As disciple of Jesus, you’ve inherited His commission to “make disciples of all nations” (Matt. 28:19). You’ve also been given His command to serve as His witness “In Jerusalem, and in All Judea and Samaria, and to the end of the earth” (Acts 1:8). Obviously, you can’t fulfill either of those charges by yourself. You need to be part of something bigger – something capable of reaching through your community and outward to the entire world.
In other words, you need the church in order to fulfill your mission as a disciple of Christ.
God’s will for your life is that you come to know Jesus in a deeper and personal way, that you grow in your relationship with Him, and that you use your gifts to advance His mission for the world through the community of the church.
“When they saw the courage of Peter and John and realized that they were unschooled, ordinary men, they were astonished and they took note that these men had been with Jesus.” (Acts 4:13)
Sometime as believers, we forget that God wants to use more the unschooled ordinary men to bring a change into this world! The millennial generation craves pastors that comprehend their desire for relationship and experiencing God. Young pastors from the generation comprehend this idea and thus could bridge the gap.
A recent study by Barna Research group came up with the new stats. David Kinnaman, president of Barna Group said, “There are now more full-time senior pastors who are over the age of 65 than under the age of 40,”
Therefore, we have millennials leaving the church and less young pastors. There seems like a real need for young pastors as there are less young men in the church which create a gap between the generation.
As the average pastor grows older in America, churches say they are struggling to find young Christians who want to become future pastors; this is a discipleship problem.
Pastors, it’s time for letting the next generation to take over. Disciple them, mentor them, equip them, train them intentionally through a relational environment.
In the early church, it was an exciting and confusing time for the earliest disciples of Jesus. They were exciting because of the many ways in which God’s Spirit moved to accomplish mighty things.
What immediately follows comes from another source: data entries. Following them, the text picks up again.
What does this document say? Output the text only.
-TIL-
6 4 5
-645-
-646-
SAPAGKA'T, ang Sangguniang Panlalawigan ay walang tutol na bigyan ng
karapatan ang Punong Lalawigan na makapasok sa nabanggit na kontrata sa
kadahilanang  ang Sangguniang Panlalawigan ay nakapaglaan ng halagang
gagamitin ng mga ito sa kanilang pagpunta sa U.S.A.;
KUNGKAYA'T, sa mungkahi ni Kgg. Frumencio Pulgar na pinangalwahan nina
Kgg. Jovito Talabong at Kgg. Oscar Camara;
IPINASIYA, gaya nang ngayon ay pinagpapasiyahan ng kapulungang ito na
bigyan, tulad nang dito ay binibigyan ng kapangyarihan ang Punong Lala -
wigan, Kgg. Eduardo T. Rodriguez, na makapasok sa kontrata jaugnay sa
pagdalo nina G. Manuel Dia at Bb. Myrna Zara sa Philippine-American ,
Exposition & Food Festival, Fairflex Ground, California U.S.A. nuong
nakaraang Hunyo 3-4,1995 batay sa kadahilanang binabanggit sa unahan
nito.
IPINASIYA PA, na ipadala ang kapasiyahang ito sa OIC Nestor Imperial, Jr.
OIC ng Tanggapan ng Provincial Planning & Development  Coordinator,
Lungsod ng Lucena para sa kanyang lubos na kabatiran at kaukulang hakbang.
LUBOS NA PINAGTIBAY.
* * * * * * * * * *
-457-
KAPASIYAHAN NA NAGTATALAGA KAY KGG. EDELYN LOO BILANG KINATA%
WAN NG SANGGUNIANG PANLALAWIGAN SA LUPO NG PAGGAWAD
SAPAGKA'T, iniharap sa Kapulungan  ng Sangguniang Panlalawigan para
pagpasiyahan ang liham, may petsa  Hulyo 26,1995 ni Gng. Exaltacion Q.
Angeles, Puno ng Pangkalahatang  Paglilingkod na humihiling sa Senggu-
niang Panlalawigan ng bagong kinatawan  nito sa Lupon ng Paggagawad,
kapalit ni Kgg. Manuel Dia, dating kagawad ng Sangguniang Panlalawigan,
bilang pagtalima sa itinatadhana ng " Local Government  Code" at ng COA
They were sometime confusing because the earliest disciples were still figuring out what it means to live as followers of Christ in their everyday lives.
That’s why the epistles were so important! These letters helped clarify important elements of the Christian life, including the importance of discipleship.
To live as a disciple of Jesus includes embracing a lifestyle of discipleship!
Therefore, as by definition, a follower of Christ are called to grow toward maturity in Jesus and help others do the same! Discipleship by definition is that simple. Nothing less, nothing more.
So there is no such thing as a passive, purpose-less lifestyle of those who embrace Jesus and the culture do not obey the will of Christ.
There is not much middle ground to them. They already live in a world filled with too much gray. The last thing they want from Christianity is a middle-of-the-road faith. They are looking for some solid, loving, and authentic community that will produce results.
It’s not enough for us to simply understand Jesus’ redemptive mission for the world. We must go further. We must take action. Indeed, to be a disciple of Jesus is to participate in His mission and purpose for the world.
Are you unintentionally promoting and rewarding a consumeristic approach to faith?
God is unimpressed by human speed. Go deep, not just wide. Grow members, not just numbers. Serve your successor, not just yourself.